И теперь ученый снова хотел разослать свой портрет всем корреспондентам: ведь одно то, что он еще существует, символизирует умеренность и надежду на единство. Про себя Гольбейн думал, что напоминать кому бы то ни было о чем бы то ни было уже поздно. Но он восхищался усилиями старика, первый заказ которого положил начало его карьере и которого художник с тех пор почти боготворил. Он был счастлив вернуться во Фрейбург, получить великодушное дозволение запечатлеть для потомства эти впалые щеки, проницательные глаза и закутанные в мех тонкие ноги, а по наступлении темноты послушать старика.
— Правда, существует одно имя, — выпалил Гольбейн, — против которого я бы не возражал, если бы мне все-таки пришлось выбирать. — Он робко улыбнулся и опустил глаза, лицо его вспыхнуло.
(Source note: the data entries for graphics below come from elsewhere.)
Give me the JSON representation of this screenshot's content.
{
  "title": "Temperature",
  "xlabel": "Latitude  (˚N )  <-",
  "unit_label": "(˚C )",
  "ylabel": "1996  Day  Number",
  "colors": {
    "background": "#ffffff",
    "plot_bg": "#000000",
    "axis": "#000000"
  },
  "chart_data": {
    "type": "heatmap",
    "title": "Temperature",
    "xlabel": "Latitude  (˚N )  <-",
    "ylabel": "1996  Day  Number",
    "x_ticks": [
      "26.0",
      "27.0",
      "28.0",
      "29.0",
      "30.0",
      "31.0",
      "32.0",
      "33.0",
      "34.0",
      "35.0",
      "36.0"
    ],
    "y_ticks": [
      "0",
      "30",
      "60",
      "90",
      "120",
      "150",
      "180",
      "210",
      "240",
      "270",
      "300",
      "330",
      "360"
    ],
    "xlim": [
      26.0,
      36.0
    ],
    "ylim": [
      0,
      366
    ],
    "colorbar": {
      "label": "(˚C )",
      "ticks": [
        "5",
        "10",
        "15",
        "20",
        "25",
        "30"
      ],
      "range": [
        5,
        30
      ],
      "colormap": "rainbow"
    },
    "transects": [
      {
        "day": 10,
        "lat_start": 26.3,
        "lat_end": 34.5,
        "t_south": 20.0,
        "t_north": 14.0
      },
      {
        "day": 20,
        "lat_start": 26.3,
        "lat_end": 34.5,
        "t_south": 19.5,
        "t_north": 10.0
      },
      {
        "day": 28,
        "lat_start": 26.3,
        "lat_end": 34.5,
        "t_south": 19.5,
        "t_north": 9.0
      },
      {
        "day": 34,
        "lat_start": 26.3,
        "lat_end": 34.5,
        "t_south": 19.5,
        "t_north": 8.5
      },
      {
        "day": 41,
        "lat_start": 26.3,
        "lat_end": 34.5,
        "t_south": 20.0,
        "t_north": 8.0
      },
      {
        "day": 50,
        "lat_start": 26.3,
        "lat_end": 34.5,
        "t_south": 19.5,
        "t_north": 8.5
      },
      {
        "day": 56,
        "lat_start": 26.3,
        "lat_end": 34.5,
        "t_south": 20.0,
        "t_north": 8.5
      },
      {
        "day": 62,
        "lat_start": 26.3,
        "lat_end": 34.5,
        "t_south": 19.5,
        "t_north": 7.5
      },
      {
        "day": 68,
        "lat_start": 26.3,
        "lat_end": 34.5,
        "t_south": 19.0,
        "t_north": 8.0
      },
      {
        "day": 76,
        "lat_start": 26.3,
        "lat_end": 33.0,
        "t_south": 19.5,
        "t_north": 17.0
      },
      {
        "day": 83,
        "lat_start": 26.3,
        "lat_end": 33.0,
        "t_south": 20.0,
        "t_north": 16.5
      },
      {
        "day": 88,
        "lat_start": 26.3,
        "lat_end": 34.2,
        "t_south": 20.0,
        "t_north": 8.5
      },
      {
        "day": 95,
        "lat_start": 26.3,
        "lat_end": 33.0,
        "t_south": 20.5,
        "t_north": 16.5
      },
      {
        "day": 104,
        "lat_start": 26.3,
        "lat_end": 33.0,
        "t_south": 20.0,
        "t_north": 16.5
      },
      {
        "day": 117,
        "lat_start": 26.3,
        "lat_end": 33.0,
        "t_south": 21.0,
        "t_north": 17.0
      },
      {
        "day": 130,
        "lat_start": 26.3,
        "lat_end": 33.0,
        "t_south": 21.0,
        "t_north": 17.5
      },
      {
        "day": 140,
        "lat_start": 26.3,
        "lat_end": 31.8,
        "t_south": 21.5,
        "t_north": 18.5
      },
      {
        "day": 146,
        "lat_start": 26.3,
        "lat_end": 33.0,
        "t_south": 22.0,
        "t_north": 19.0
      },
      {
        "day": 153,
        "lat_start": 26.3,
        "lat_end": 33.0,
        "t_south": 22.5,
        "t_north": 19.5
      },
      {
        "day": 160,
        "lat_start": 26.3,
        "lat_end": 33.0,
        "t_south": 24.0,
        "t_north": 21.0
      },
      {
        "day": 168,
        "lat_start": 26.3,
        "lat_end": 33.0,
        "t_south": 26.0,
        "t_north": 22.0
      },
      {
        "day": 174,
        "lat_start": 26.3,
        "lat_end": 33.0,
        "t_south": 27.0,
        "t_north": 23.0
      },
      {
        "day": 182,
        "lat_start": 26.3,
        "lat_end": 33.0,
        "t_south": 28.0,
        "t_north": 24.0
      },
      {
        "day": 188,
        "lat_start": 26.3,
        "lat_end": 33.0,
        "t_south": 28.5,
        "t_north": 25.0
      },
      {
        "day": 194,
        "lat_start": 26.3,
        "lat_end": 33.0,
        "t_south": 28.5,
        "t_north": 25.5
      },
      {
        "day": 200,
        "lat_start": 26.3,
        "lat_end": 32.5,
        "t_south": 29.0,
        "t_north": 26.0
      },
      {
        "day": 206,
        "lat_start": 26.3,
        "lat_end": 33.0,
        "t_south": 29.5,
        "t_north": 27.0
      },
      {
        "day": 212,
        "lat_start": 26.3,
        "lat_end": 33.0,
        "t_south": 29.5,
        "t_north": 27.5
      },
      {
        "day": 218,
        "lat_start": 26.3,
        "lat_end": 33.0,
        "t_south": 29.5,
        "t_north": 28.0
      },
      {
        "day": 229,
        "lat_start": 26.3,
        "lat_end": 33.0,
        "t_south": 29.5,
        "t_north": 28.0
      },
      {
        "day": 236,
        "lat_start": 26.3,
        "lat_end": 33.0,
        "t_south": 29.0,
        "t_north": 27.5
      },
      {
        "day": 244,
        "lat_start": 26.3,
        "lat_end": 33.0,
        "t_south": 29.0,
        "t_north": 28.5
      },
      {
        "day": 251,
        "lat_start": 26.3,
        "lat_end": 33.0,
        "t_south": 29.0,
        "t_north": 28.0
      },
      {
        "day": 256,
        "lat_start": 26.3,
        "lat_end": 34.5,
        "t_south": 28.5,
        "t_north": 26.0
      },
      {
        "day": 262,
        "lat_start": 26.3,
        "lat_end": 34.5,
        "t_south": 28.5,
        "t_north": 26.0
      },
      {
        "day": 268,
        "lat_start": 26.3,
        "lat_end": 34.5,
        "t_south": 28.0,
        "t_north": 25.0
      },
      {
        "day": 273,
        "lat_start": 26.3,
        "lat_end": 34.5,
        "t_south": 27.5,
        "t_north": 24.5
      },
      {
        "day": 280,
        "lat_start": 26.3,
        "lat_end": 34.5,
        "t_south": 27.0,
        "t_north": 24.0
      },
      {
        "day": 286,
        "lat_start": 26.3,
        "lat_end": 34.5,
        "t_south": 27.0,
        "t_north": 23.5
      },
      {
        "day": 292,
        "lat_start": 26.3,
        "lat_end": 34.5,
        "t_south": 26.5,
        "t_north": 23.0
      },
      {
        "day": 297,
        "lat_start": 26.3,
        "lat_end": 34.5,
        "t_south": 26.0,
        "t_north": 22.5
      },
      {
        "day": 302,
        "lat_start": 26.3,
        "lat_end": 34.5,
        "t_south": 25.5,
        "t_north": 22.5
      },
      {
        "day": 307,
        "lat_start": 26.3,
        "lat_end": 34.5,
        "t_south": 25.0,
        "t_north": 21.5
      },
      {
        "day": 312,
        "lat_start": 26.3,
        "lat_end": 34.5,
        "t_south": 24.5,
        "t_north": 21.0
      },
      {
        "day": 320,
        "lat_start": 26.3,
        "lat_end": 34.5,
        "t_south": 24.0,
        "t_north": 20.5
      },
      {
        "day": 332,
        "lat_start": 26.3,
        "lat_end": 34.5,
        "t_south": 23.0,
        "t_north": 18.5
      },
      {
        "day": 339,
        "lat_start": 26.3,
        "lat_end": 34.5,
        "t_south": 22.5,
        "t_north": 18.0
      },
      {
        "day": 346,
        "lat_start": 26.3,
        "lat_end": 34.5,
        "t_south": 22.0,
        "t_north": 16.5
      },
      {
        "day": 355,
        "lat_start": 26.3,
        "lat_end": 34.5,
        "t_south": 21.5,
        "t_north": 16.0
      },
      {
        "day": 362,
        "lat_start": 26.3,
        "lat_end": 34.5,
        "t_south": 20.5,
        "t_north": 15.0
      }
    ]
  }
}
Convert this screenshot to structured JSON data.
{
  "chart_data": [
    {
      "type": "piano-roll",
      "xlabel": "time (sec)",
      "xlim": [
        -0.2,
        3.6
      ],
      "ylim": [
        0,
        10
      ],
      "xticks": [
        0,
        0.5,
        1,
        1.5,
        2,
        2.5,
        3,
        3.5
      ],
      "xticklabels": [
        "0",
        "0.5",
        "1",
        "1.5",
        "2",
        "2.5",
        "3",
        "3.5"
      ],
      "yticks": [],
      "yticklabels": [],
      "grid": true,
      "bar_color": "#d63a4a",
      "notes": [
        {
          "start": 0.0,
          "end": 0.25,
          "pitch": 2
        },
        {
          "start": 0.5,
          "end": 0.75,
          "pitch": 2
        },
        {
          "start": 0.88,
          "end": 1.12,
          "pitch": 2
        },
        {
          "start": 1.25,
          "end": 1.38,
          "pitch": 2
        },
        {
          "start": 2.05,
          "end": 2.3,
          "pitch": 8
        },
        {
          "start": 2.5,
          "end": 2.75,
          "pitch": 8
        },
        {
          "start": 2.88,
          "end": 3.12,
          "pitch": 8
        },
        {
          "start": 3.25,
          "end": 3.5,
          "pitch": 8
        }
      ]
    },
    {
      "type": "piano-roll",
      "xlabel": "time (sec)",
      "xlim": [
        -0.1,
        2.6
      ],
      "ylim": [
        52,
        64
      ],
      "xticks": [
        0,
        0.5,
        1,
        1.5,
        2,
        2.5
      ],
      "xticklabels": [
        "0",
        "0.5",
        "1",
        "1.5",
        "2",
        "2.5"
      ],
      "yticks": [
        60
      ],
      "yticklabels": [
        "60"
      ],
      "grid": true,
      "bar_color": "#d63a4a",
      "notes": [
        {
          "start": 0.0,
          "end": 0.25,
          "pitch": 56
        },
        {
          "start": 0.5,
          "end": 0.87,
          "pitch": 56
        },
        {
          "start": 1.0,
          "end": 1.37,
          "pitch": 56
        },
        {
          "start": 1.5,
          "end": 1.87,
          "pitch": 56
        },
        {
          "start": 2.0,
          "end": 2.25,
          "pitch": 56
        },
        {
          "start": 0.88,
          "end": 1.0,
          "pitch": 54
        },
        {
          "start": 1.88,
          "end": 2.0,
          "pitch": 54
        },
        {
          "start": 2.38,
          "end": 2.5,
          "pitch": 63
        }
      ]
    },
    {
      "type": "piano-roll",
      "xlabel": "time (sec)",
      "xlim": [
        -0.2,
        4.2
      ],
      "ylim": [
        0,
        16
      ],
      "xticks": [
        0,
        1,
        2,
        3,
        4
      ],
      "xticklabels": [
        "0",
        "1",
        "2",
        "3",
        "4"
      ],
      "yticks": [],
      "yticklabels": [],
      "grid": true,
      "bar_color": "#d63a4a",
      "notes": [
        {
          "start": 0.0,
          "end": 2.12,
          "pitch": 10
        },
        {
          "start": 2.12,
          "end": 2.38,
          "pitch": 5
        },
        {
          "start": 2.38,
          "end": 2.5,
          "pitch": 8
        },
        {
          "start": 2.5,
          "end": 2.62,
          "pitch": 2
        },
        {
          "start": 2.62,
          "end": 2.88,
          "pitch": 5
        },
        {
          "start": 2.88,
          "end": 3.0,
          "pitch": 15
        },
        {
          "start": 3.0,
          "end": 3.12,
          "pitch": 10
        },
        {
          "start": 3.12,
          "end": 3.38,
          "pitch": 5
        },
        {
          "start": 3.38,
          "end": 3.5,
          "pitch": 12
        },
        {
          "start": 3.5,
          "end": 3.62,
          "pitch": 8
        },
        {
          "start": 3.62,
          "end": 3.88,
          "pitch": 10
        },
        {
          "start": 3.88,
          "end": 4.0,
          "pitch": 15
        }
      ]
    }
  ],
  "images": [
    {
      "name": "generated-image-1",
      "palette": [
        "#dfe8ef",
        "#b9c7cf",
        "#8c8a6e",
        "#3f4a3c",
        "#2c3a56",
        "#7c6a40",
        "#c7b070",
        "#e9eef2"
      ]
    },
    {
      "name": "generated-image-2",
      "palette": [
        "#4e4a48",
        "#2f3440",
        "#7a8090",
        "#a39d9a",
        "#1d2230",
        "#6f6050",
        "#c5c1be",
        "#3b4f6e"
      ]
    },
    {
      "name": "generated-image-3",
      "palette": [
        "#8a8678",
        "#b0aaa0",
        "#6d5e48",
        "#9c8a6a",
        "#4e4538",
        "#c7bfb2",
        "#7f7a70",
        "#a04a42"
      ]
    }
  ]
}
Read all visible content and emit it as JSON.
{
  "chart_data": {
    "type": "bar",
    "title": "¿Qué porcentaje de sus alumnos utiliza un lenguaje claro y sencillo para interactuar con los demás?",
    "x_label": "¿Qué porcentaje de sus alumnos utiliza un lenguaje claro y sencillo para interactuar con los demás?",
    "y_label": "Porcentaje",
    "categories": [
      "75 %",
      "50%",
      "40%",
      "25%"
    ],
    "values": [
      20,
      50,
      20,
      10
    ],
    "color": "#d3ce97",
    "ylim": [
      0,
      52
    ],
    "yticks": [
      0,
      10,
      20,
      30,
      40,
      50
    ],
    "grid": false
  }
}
Осторожнее попросить об одолжении он не мог, но почувствовал, что сделал это очень неловко. Дипломатия никогда не являлась его сильной стороной. Эразм моргнул, велев продолжать. — Имя, которым вы в свое время щедро одарили Альбрехта Дюрера, рекомендуя его работы. Апеллес. Мне бы хотелось, чтобы люди думали обо мне как о современном Апеллесе.